A bit of background. Unlike Calfiornia state law, the FLSA does not allow for class actions where class members are presumed to be “in” unless they “opt out,” but rather only permits a “collective action” where “similarly situated” employees “opt in” after notice. In this case, the plaintiff claimed that she and a group of similarly situated employees were not paid for time that they worked during meal breaks. Ordinarily in a collective action under the FLSA, the court must determine that there are “similarly situated” employees before sending out an “opt in” notice. In this case, before doing so, the employer made an Offer of Judgment to the single named plaintiff of the full amount of damages she had individually.

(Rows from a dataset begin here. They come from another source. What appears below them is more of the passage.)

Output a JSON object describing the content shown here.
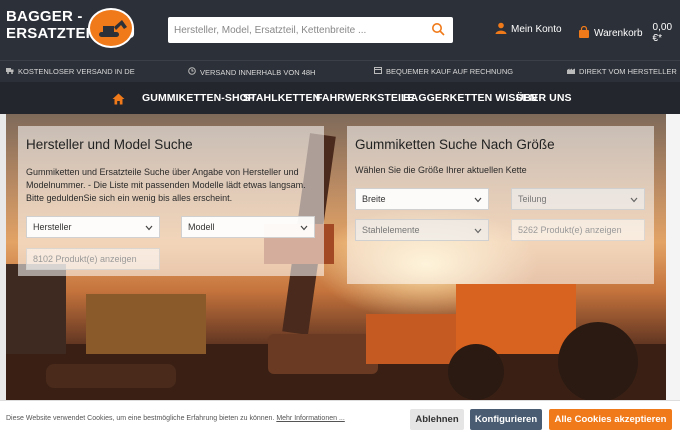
{
  "brand": {
    "line1": "BAGGER -",
    "line2": "ERSATZTEILE.EU"
  },
  "search": {
    "placeholder": "Hersteller, Model, Ersatzteil, Kettenbreite ..."
  },
  "account": {
    "label": "Mein Konto"
  },
  "cart": {
    "label": "Warenkorb",
    "total": "0,00 €*"
  },
  "usp": [
    {
      "text": "KOSTENLOSER VERSAND IN DE",
      "icon": "truck-icon"
    },
    {
      "text": "VERSAND INNERHALB VON 48H",
      "icon": "clock-icon"
    },
    {
      "text": "BEQUEMER KAUF AUF RECHNUNG",
      "icon": "invoice-icon"
    },
    {
      "text": "DIREKT VOM HERSTELLER",
      "icon": "factory-icon"
    }
  ],
  "nav": {
    "items": [
      "GUMMIKETTEN-SHOP",
      "STAHLKETTEN",
      "FAHRWERKSTEILE",
      "BAGGERKETTEN WISSEN",
      "ÜBER UNS"
    ]
  },
  "left_panel": {
    "title": "Hersteller und Model Suche",
    "text": "Gummiketten und Ersatzteile Suche über Angabe von Hersteller und Modelnummer. - Die Liste mit passenden Modelle lädt etwas langsam. Bitte geduldenSie sich ein wenig bis alles erscheint.",
    "select_manufacturer": "Hersteller",
    "select_model": "Modell",
    "result_button": "8102 Produkt(e) anzeigen"
  },
  "right_panel": {
    "title": "Gummiketten Suche Nach Größe",
    "text": "Wählen Sie die Größe Ihrer aktuellen Kette",
    "select_width": "Breite",
    "select_pitch": "Teilung",
    "select_links": "Stahlelemente",
    "result_button": "5262 Produkt(e) anzeigen"
  },
  "cookie": {
    "text": "Diese Website verwendet Cookies, um eine bestmögliche Erfahrung bieten zu können.",
    "link": "Mehr Informationen ...",
    "decline": "Ablehnen",
    "configure": "Konfigurieren",
    "accept": "Alle Cookies akzeptieren"
  },
  "colors": {
    "accent": "#f07a1a",
    "header_bg": "#2c3038",
    "nav_bg": "#23262c",
    "configure_bg": "#4a5c72"
  }
}
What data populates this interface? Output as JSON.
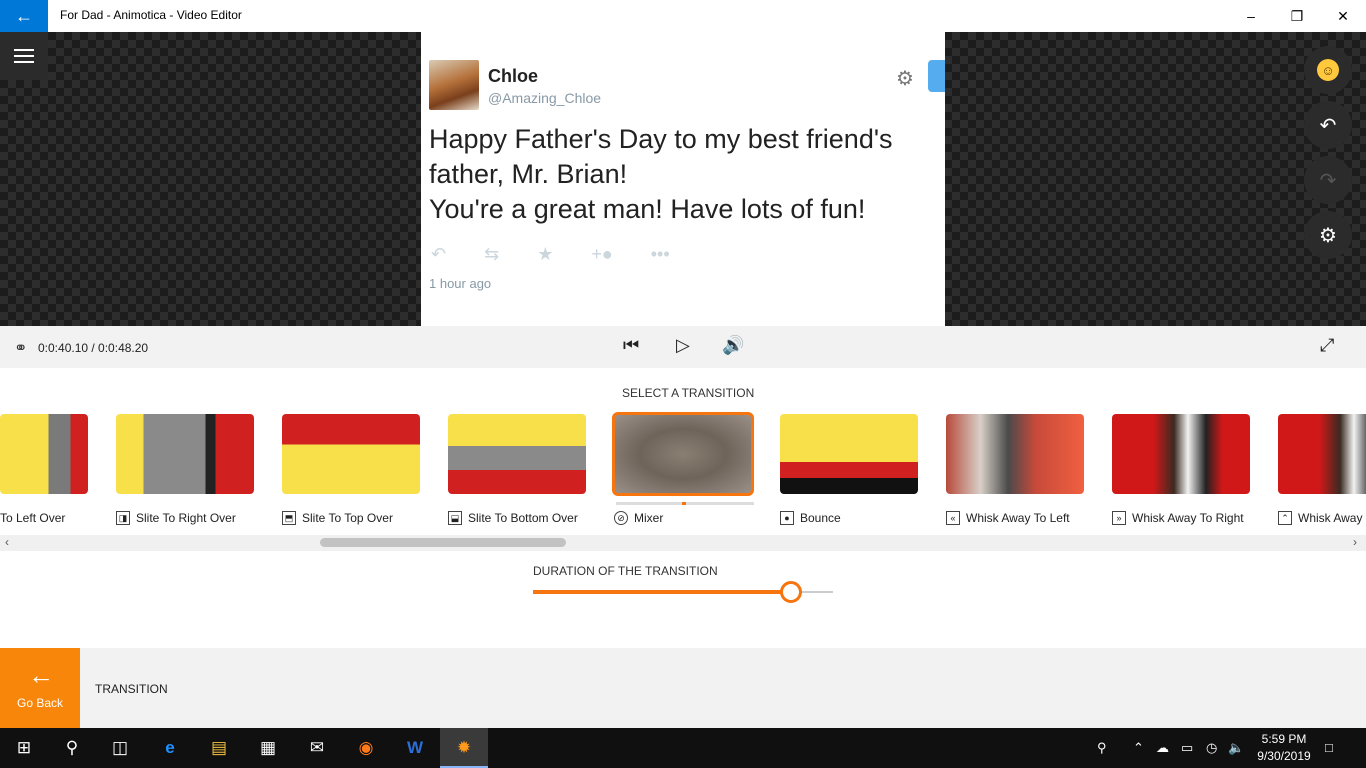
{
  "window": {
    "title": "For Dad - Animotica - Video Editor",
    "back_icon": "arrow-left-icon"
  },
  "tweet": {
    "name": "Chloe",
    "handle": "@Amazing_Chloe",
    "text_line1": "Happy Father's Day to my best friend's",
    "text_line2": "father, Mr. Brian!",
    "text_line3": "You're a great man! Have lots of fun!",
    "time": "1 hour ago"
  },
  "playback": {
    "time": "0:0:40.10 / 0:0:48.20"
  },
  "transitions": {
    "section_title": "SELECT A TRANSITION",
    "selected_index": 4,
    "items": [
      {
        "label": "To Left Over",
        "icon": "◧"
      },
      {
        "label": "Slite To Right Over",
        "icon": "◨"
      },
      {
        "label": "Slite To Top Over",
        "icon": "⬒"
      },
      {
        "label": "Slite To Bottom Over",
        "icon": "⬓"
      },
      {
        "label": "Mixer",
        "icon": "⊘"
      },
      {
        "label": "Bounce",
        "icon": "●"
      },
      {
        "label": "Whisk Away To Left",
        "icon": "«"
      },
      {
        "label": "Whisk Away To Right",
        "icon": "»"
      },
      {
        "label": "Whisk Away",
        "icon": "⌃"
      }
    ]
  },
  "duration": {
    "title": "DURATION OF THE TRANSITION",
    "value_fraction": 0.86
  },
  "bottom": {
    "go_back": "Go Back",
    "section": "TRANSITION"
  },
  "taskbar": {
    "time": "5:59 PM",
    "date": "9/30/2019"
  },
  "colors": {
    "accent": "#f7750f",
    "titlebar_back": "#0078d7"
  }
}
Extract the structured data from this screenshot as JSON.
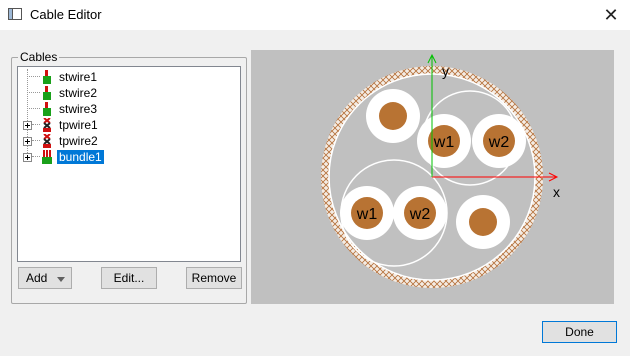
{
  "window": {
    "title": "Cable Editor"
  },
  "cables_group": {
    "label": "Cables",
    "items": [
      {
        "label": "stwire1",
        "icon": "single-wire-icon"
      },
      {
        "label": "stwire2",
        "icon": "single-wire-icon"
      },
      {
        "label": "stwire3",
        "icon": "single-wire-icon"
      },
      {
        "label": "tpwire1",
        "icon": "twisted-pair-icon",
        "expandable": true
      },
      {
        "label": "tpwire2",
        "icon": "twisted-pair-icon",
        "expandable": true
      },
      {
        "label": "bundle1",
        "icon": "bundle-icon",
        "expandable": true,
        "selected": true
      }
    ]
  },
  "buttons": {
    "add": "Add",
    "edit": "Edit...",
    "remove": "Remove",
    "done": "Done"
  },
  "canvas": {
    "axis_x": "x",
    "axis_y": "y",
    "wire_labels": [
      "w1",
      "w2",
      "w1",
      "w2"
    ]
  },
  "colors": {
    "selection": "#0078d7",
    "canvas_bg": "#c0c0c0",
    "copper": "#b87333",
    "x_axis": "#ff0000",
    "y_axis": "#00c000",
    "icon_green": "#1aa01a",
    "icon_red": "#d01010"
  }
}
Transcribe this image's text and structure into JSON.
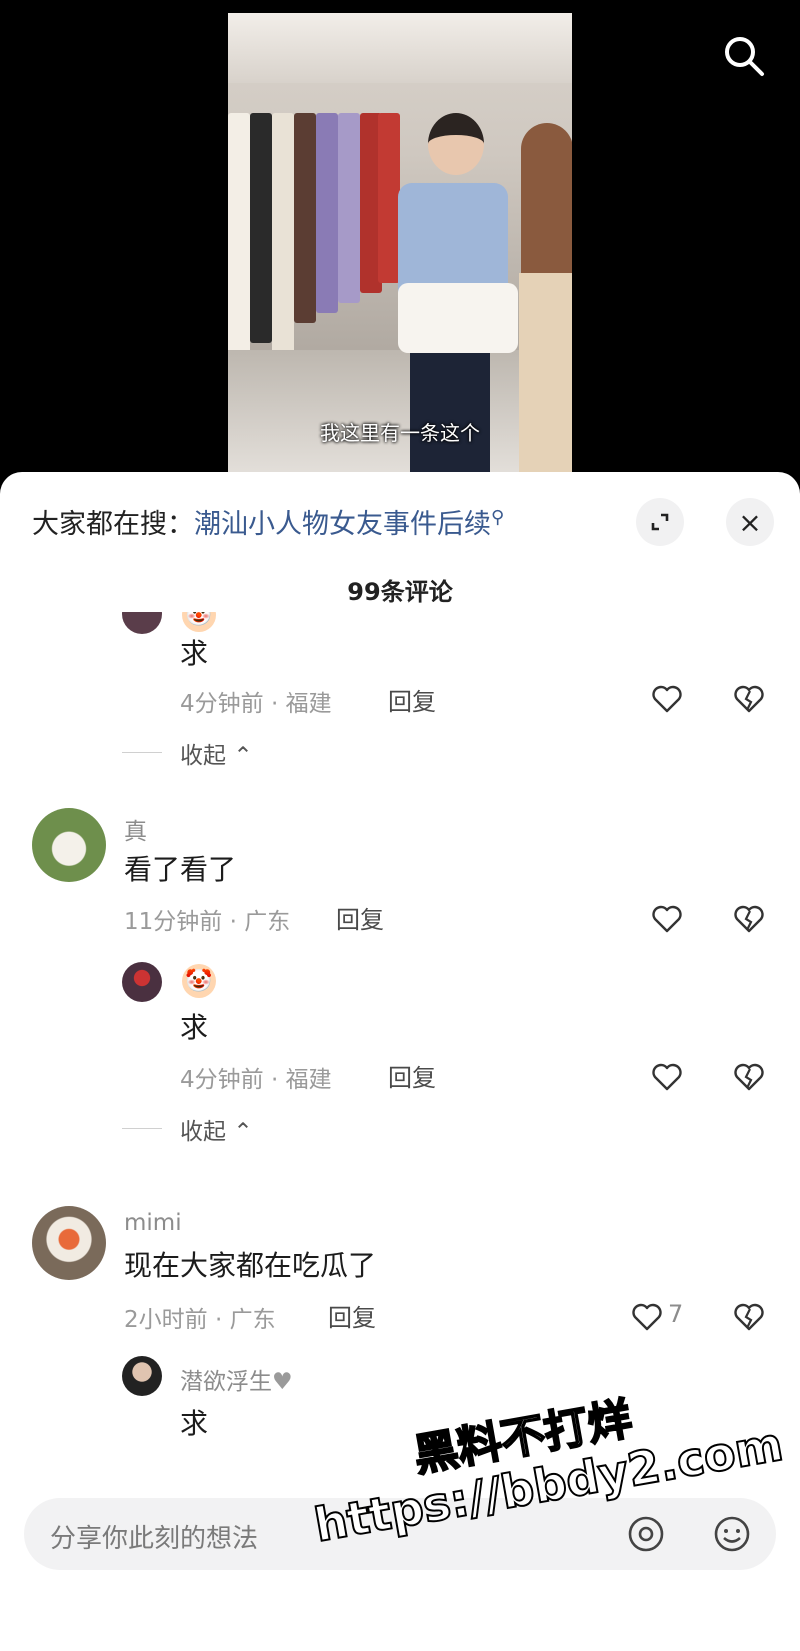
{
  "video": {
    "subtitle": "我这里有一条这个"
  },
  "top_bar": {
    "search_icon": "search-icon"
  },
  "sheet": {
    "hot_search_prefix": "大家都在搜：",
    "hot_search_link": "潮汕小人物女友事件后续",
    "hot_search_link_icon": "search-icon",
    "expand_icon": "expand-icon",
    "close_icon": "×",
    "comment_count": "99条评论"
  },
  "comments": [
    {
      "id": "reply-partial",
      "text": "求",
      "time_location": "4分钟前 · 福建",
      "reply_label": "回复",
      "collapse_label": "收起"
    },
    {
      "id": "comment-zhen",
      "username": "真",
      "text": "看了看了",
      "time_location": "11分钟前 · 广东",
      "reply_label": "回复",
      "reply": {
        "badge_emoji": "🤡",
        "text": "求",
        "time_location": "4分钟前 · 福建",
        "reply_label": "回复"
      },
      "collapse_label": "收起"
    },
    {
      "id": "comment-mimi",
      "username": "mimi",
      "text": "现在大家都在吃瓜了",
      "time_location": "2小时前 · 广东",
      "reply_label": "回复",
      "like_count": "7",
      "reply": {
        "username": "潜欲浮生",
        "username_suffix": "♥",
        "text": "求"
      }
    }
  ],
  "input": {
    "placeholder": "分享你此刻的想法"
  },
  "watermark": {
    "line1": "黑料不打烊",
    "line2": "https://bbdy2.com"
  },
  "colors": {
    "link": "#3a5a8f",
    "meta": "#9a9a9a",
    "sheet_bg": "#ffffff"
  }
}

In federal court, offers of judgment under Rule 68 operate very much like they do in state court under Cal. Code of Civ. Pro. 998. Specifically, the rule allows defendants to make offers to have judgment in a certain amount entered against them and exposes a non-accepting plaintiff to exposure for certain post-offer costs. The plaintiff here, however, rejected the offer, but the trial court still entered judgment on the case, effectively extinguishing the possibility of a continued “collective action”
The U.S. Supreme Court approved of the lower court’s action. It found that there was no “actual controversy” because the individual named plaintiff had been offered full relief which made her whole. As a result, she no longer had a “personal stake” in the litigation and could not pursue it on behalf of the “similarly situated” employees.
To be sure, that is an amazing ruling. And it required some sleight of hand to get there. In reaching that decision, the majority skirted the issue of whether the case had been made “moot” by virtue of the unaccepted offer of judgment. Instead,the Court specifically declined to reach the issue and found that the plaintiff had waived it by not challenging the lower court’s ruling that the issue was moot. Having said that, the majority did cite to a number of decisions which have found just that and the dissent even acknowledged that “a court has discretion to halt a lawsuit by entering judgment for the plaintiff when the defendant unconditionally surrenders.”
This decision potentially gives employers a powerful tool to combat collective actions under the FLSA. But, argulably, it leaves more questions unanswered than answered. For example, what effect, if any, will the decision have on class actions where it may be argued that a potential class of employees have a stake in the outcome? Likewise, if the plaintiff seeks injunctive relief will that operate as a bar to an offer of monetary judgment that would otherwise make her whole?
Undoubtedly, the courts will answer these and other questions in the coming years. We will keep you posted on those developments.